What I’ve been reading

April 18th, 2022Posted by Nancy

As a break from the WORDS & MUSIC series (because, quite frankly, we haven’t started working on the next video yet!), here are the best things I’ve read since the beginning of 2022.

FICTION

Matrix, by Lauren Groff. A beautifully written book about the life of a young woman who sent to be the prioress of an impoverished abbey in Eleanor of Aquitaine’s England. A nice supplement to my earlier reading of Sylvia Townsend Warner’s The Corner that Held Them.

Sudden Traveller, by Sarah Hall. I was so in awe of the stories in this book that I read some of them twice. Just bloody brilliant writing.

Burntcoat, by Sarah Hall. A short novel that came out this year, encompassing both the timely (pandemics) and some of my own personal obsessions (artists and their work). The sex scenes in this one are very different than those in romance novels but I admit I still skipped over them. The rest I devoured and then reread key passages. More bloody brilliant writing.

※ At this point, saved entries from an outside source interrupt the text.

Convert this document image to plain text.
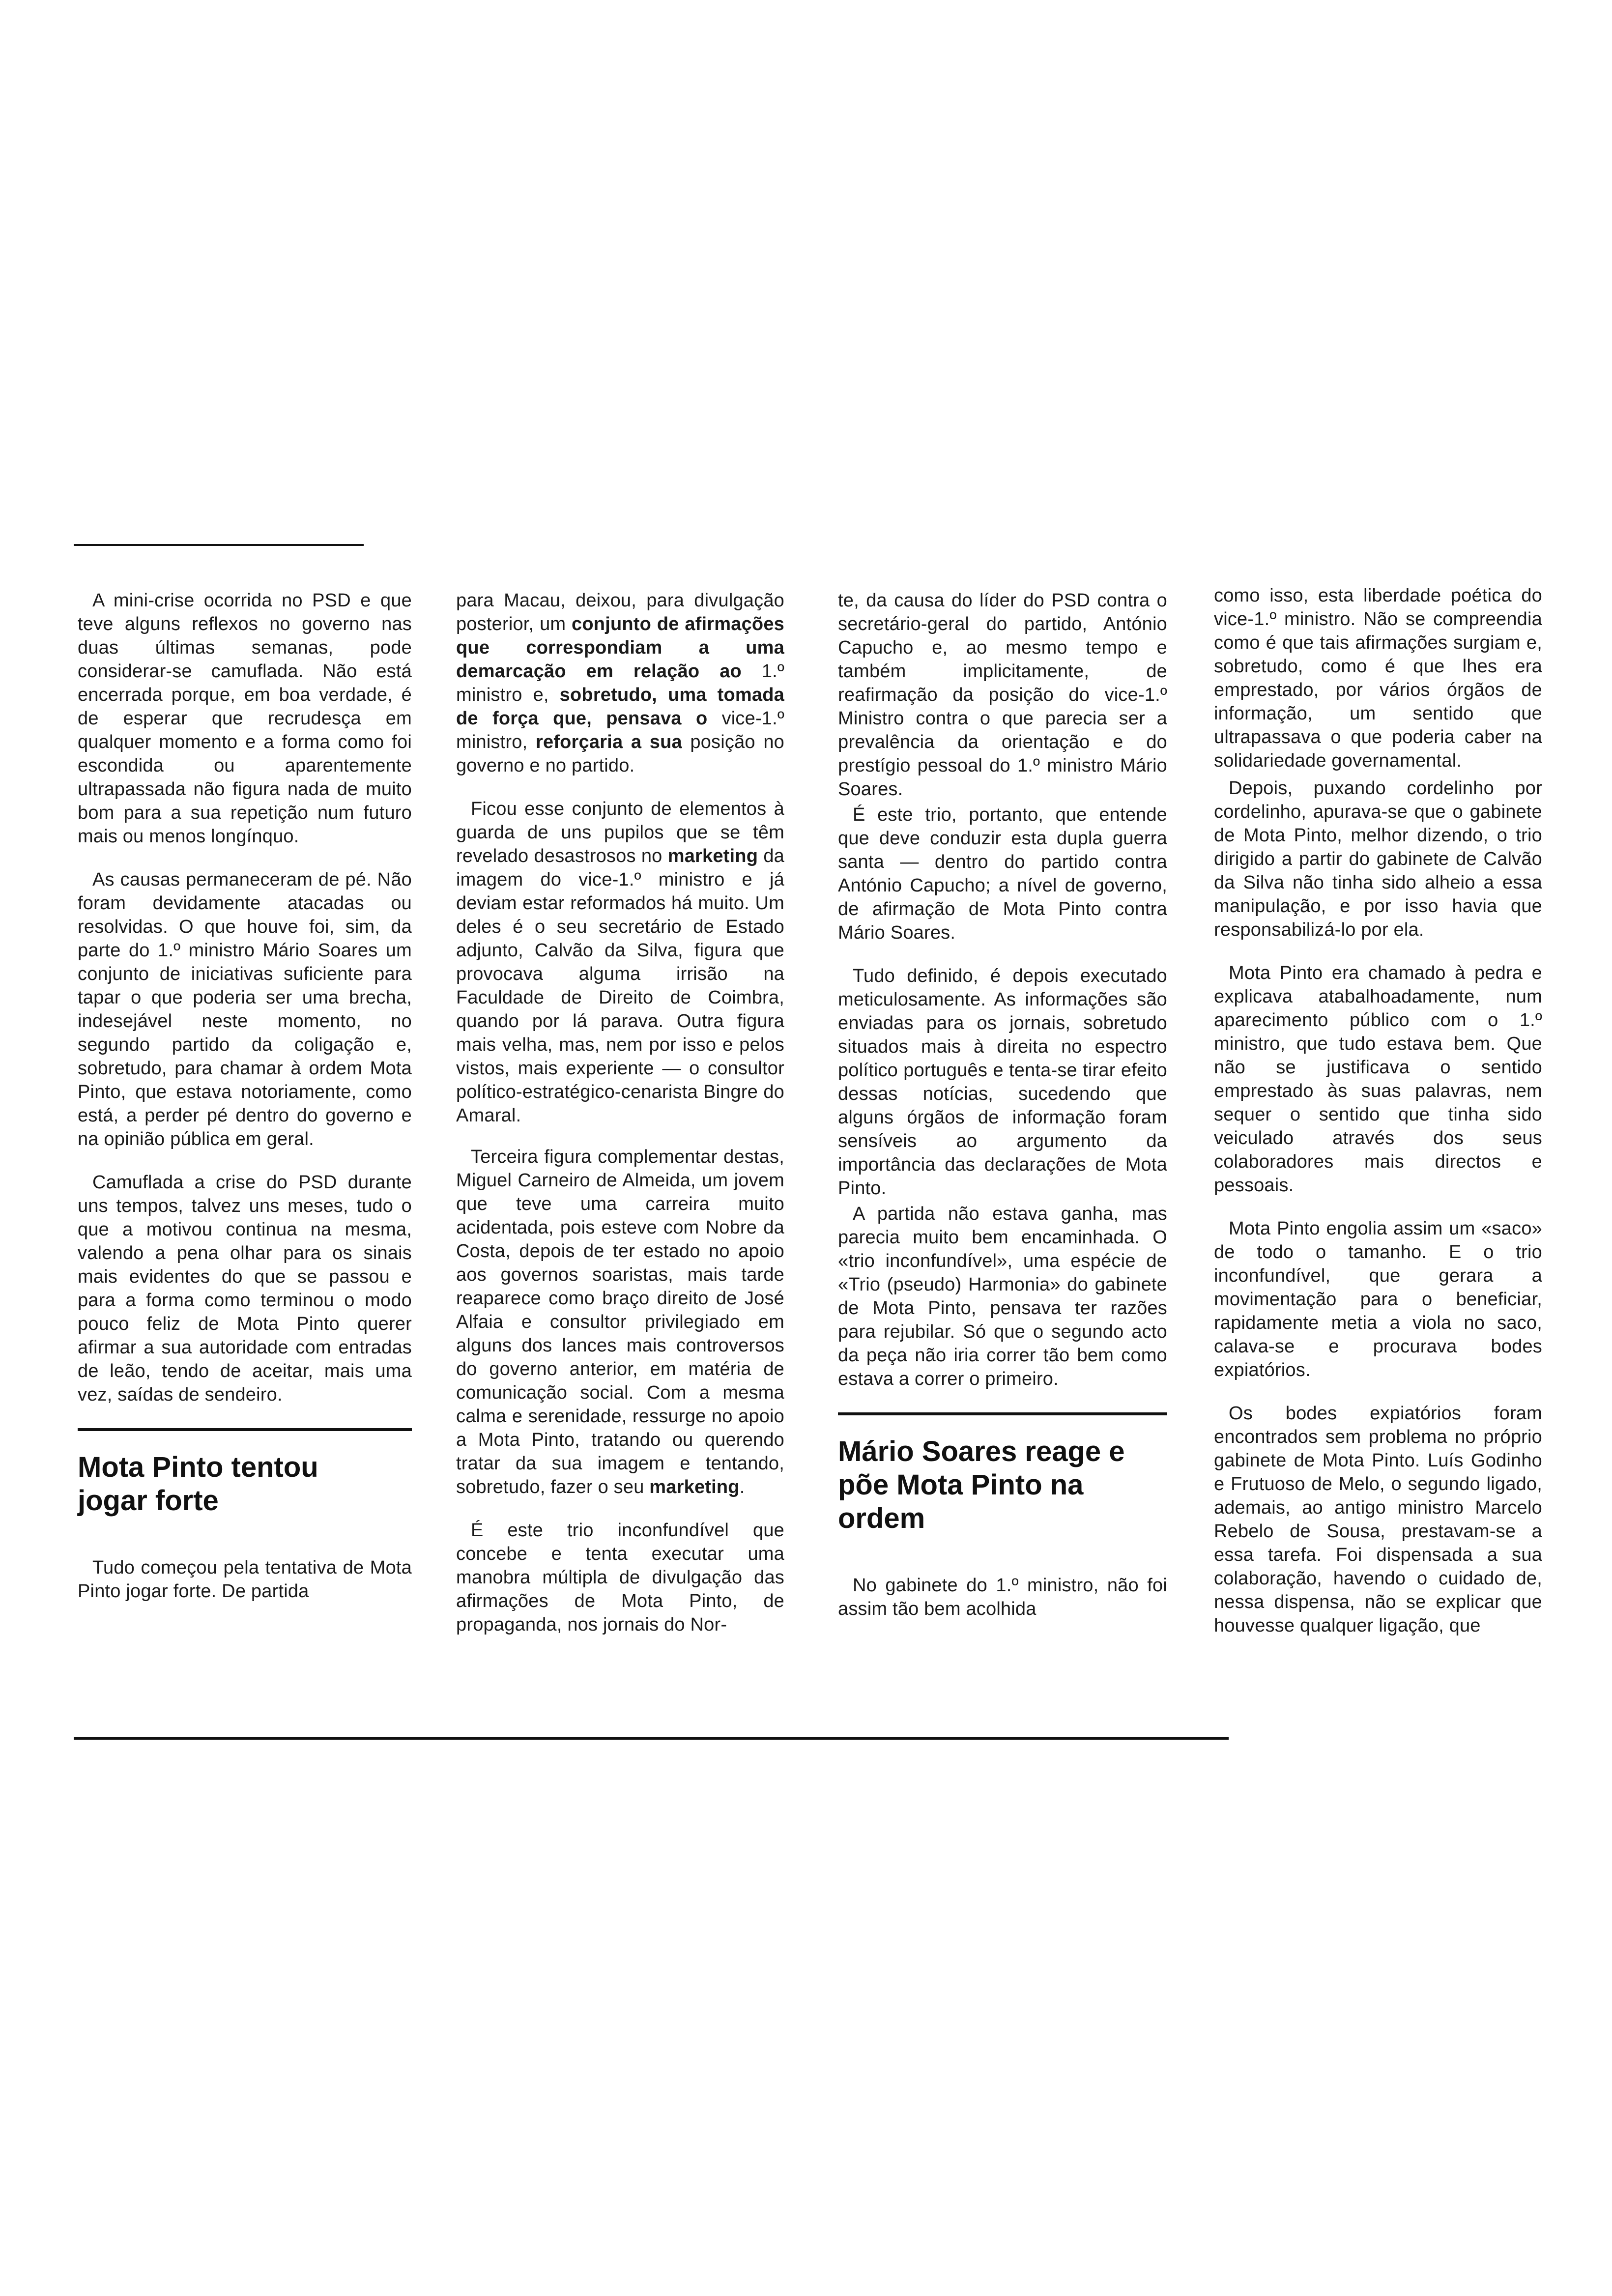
A mini-crise ocorrida no PSD e que teve alguns reflexos no governo nas duas últimas semanas, pode considerar-se camuflada. Não está encerrada porque, em boa verdade, é de esperar que recrudesça em qualquer momento e a forma como foi escondida ou aparentemente ultrapassada não figura nada de muito bom para a sua repetição num futuro mais ou menos longínquo.

As causas permaneceram de pé. Não foram devidamente atacadas ou resolvidas. O que houve foi, sim, da parte do 1.º ministro Mário Soares um conjunto de iniciativas suficiente para tapar o que poderia ser uma brecha, indesejável neste momento, no segundo partido da coligação e, sobretudo, para chamar à ordem Mota Pinto, que estava notoriamente, como está, a perder pé dentro do governo e na opinião pública em geral.

Camuflada a crise do PSD durante uns tempos, talvez uns meses, tudo o que a motivou continua na mesma, valendo a pena olhar para os sinais mais evidentes do que se passou e para a forma como terminou o modo pouco feliz de Mota Pinto querer afirmar a sua autoridade com entradas de leão, tendo de aceitar, mais uma vez, saídas de sendeiro.

Mota Pinto tentou jogar forte

Tudo começou pela tentativa de Mota Pinto jogar forte. De partida

para Macau, deixou, para divulgação posterior, um conjunto de afirmações que correspondiam a uma demarcação em relação ao 1.º ministro e, sobretudo, uma tomada de força que, pensava o vice-1.º ministro, reforçaria a sua posição no governo e no partido.

Ficou esse conjunto de elementos à guarda de uns pupilos que se têm revelado desastrosos no marketing da imagem do vice-1.º ministro e já deviam estar reformados há muito. Um deles é o seu secretário de Estado adjunto, Calvão da Silva, figura que provocava alguma irrisão na Faculdade de Direito de Coimbra, quando por lá parava. Outra figura mais velha, mas, nem por isso e pelos vistos, mais experiente — o consultor político-estratégico-cenarista Bingre do Amaral.

Terceira figura complementar destas, Miguel Carneiro de Almeida, um jovem que teve uma carreira muito acidentada, pois esteve com Nobre da Costa, depois de ter estado no apoio aos governos soaristas, mais tarde reaparece como braço direito de José Alfaia e consultor privilegiado em alguns dos lances mais controversos do governo anterior, em matéria de comunicação social. Com a mesma calma e serenidade, ressurge no apoio a Mota Pinto, tratando ou querendo tratar da sua imagem e tentando, sobretudo, fazer o seu marketing.

É este trio inconfundível que concebe e tenta executar uma manobra múltipla de divulgação das afirmações de Mota Pinto, de propaganda, nos jornais do Nor-

te, da causa do líder do PSD contra o secretário-geral do partido, António Capucho e, ao mesmo tempo e também implicitamente, de reafirmação da posição do vice-1.º Ministro contra o que parecia ser a prevalência da orientação e do prestígio pessoal do 1.º ministro Mário Soares.

É este trio, portanto, que entende que deve conduzir esta dupla guerra santa — dentro do partido contra António Capucho; a nível de governo, de afirmação de Mota Pinto contra Mário Soares.

Tudo definido, é depois executado meticulosamente. As informações são enviadas para os jornais, sobretudo situados mais à direita no espectro político português e tenta-se tirar efeito dessas notícias, sucedendo que alguns órgãos de informação foram sensíveis ao argumento da importância das declarações de Mota Pinto.

A partida não estava ganha, mas parecia muito bem encaminhada. O «trio inconfundível», uma espécie de «Trio (pseudo) Harmonia» do gabinete de Mota Pinto, pensava ter razões para rejubilar. Só que o segundo acto da peça não iria correr tão bem como estava a correr o primeiro.

Mário Soares reage e põe Mota Pinto na ordem

No gabinete do 1.º ministro, não foi assim tão bem acolhida

como isso, esta liberdade poética do vice-1.º ministro. Não se compreendia como é que tais afirmações surgiam e, sobretudo, como é que lhes era emprestado, por vários órgãos de informação, um sentido que ultrapassava o que poderia caber na solidariedade governamental.

Depois, puxando cordelinho por cordelinho, apurava-se que o gabinete de Mota Pinto, melhor dizendo, o trio dirigido a partir do gabinete de Calvão da Silva não tinha sido alheio a essa manipulação, e por isso havia que responsabilizá-lo por ela.

Mota Pinto era chamado à pedra e explicava atabalhoadamente, num aparecimento público com o 1.º ministro, que tudo estava bem. Que não se justificava o sentido emprestado às suas palavras, nem sequer o sentido que tinha sido veiculado através dos seus colaboradores mais directos e pessoais.

Mota Pinto engolia assim um «saco» de todo o tamanho. E o trio inconfundível, que gerara a movimentação para o beneficiar, rapidamente metia a viola no saco, calava-se e procurava bodes expiatórios.

Os bodes expiatórios foram encontrados sem problema no próprio gabinete de Mota Pinto. Luís Godinho e Frutuoso de Melo, o segundo ligado, ademais, ao antigo ministro Marcelo Rebelo de Sousa, prestavam-se a essa tarefa. Foi dispensada a sua colaboração, havendo o cuidado de, nessa dispensa, não se explicar que houvesse qualquer ligação, que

A Psalm for the Wild-Built, by Becky Chambers. Charming and very human (even if some of the characters are robots) science fiction.

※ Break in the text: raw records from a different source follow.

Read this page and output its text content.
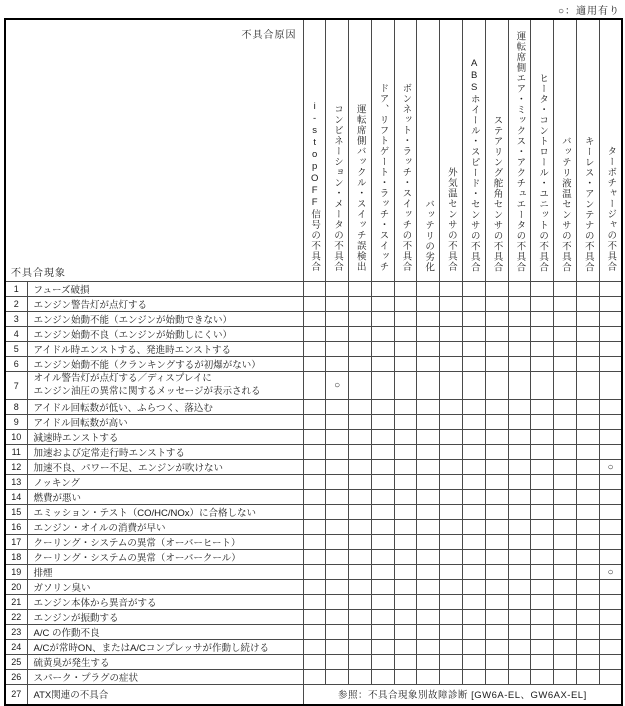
○：適用有り
不具合原因
不具合現象		i-stopOFF信号の不具合	コンビネーション・メータの不具合	運転席側バックル・スイッチ誤検出	ドア、リフトゲート・ラッチ・スイッチ	ボンネット・ラッチ・スイッチの不具合	バッテリの劣化	外気温センサの不具合	ABSホイール・スピード・センサの不具合	ステアリング舵角センサの不具合	運転席側エア・ミックス・アクチュエータの不具合	ヒータ・コントロール・ユニットの不具合	バッテリ液温センサの不具合	キーレス・アンテナの不具合	ターボチャージャの不具合
1	フューズ破損														
2	エンジン警告灯が点灯する														
3	エンジン始動不能（エンジンが始動できない）														
4	エンジン始動不良（エンジンが始動しにくい）														
5	アイドル時エンストする、発進時エンストする														
6	エンジン始動不能（クランキングするが初爆がない）														
7	オイル警告灯が点灯する／ディスプレイに
エンジン油圧の異常に関するメッセージが表示される		○												
8	アイドル回転数が低い、ふらつく、落込む														
9	アイドル回転数が高い														
10	減速時エンストする														
11	加速および定常走行時エンストする														
12	加速不良、パワー不足、エンジンが吹けない														○
13	ノッキング														
14	燃費が悪い														
15	エミッション・テスト（CO/HC/NOx）に合格しない														
16	エンジン・オイルの消費が早い														
17	クーリング・システムの異常（オーバーヒート）														
18	クーリング・システムの異常（オーバークール）														
19	排煙														○
20	ガソリン臭い														
21	エンジン本体から異音がする														
22	エンジンが振動する														
23	A/C の作動不良														
24	A/Cが常時ON、またはA/Cコンプレッサが作動し続ける														
25	硫黄臭が発生する														
26	スパーク・プラグの症状														
27	ATX関連の不具合	参照：不具合現象別故障診断 [GW6A-EL、GW6AX-EL]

Bewilderment, by Richard Powers. Not quite as successful as The Overstory, but a compelling and sad look at loss, both personal and planetary.

The Underground Railroad, by Colson Whitehead. I put off reading this book about escaping slavery but was glad I finally bit the bullet and plunged in. The magical realist conceit (the railroad is a real railroad, the places it goes are not quite real places) doesn’t take anything away from the brutal truth of oppression and the persistence of hope.

Sea of Tranquility, by Emily St. John Mandel. I might quibble a bit of the SF elements but this is Emily St. John Mandel, so the prose is wonderful, the story booms along at an incredible pace, and I thoroughly enjoyed it.

The Echo Wife, by Sarah Gailey. A scientist specializing in cloning discovers that her ex-husband has made a clone of her. Gailey isn’t afraid to take this scenario to it’s darkest conclusions and provides a masterclass writing lesson in the art of revealing that your first-person narrator is not at all a nice person.

Non-Fiction

The Master and His Emissary, by Iain McGilchrist. Subtitled “The Divided Brain and the Making of the Western World”. I was never convinced by the central premise but it was an interesting read with some thought-provoking ideas. I admit to being put off by the contention that modern and contemporary art is a symptom of the left brain (which is bad) because it’s not beautiful and uplifting.

Being You, by Anil Seth. A look at the science of consciousness and being human. It takes a bit of concentration to really grasp the science but Seth does a great job explaining and it was an interesting combination with the book mentioned above.

Fifth Sun: A New History of the Aztecs, by Camilla Townsend. I was fascinated by the South and Central American cultures when I was younger but this book was a revelation.

Origin: A Genetic History of the Americas, by Jennifer Ruff. Ruff explores the latest archeological and genetic evidence that support the various theories and proposed timelines for the settlement of the Americas. Includes a great chapter on the process of working with DNA, explores the history of European attitudes to the indigenous inhabitants (past and present), and outlines ways scientists are now trying to build respectful partnerships with the descendants of the first peoples to arrive on the continent.

Second-Hand Time, by Svetlana Alexsievich. A few years old but very timely. Alexsievich interviews a wide range of Russians about the changes to their world in the early 1990s.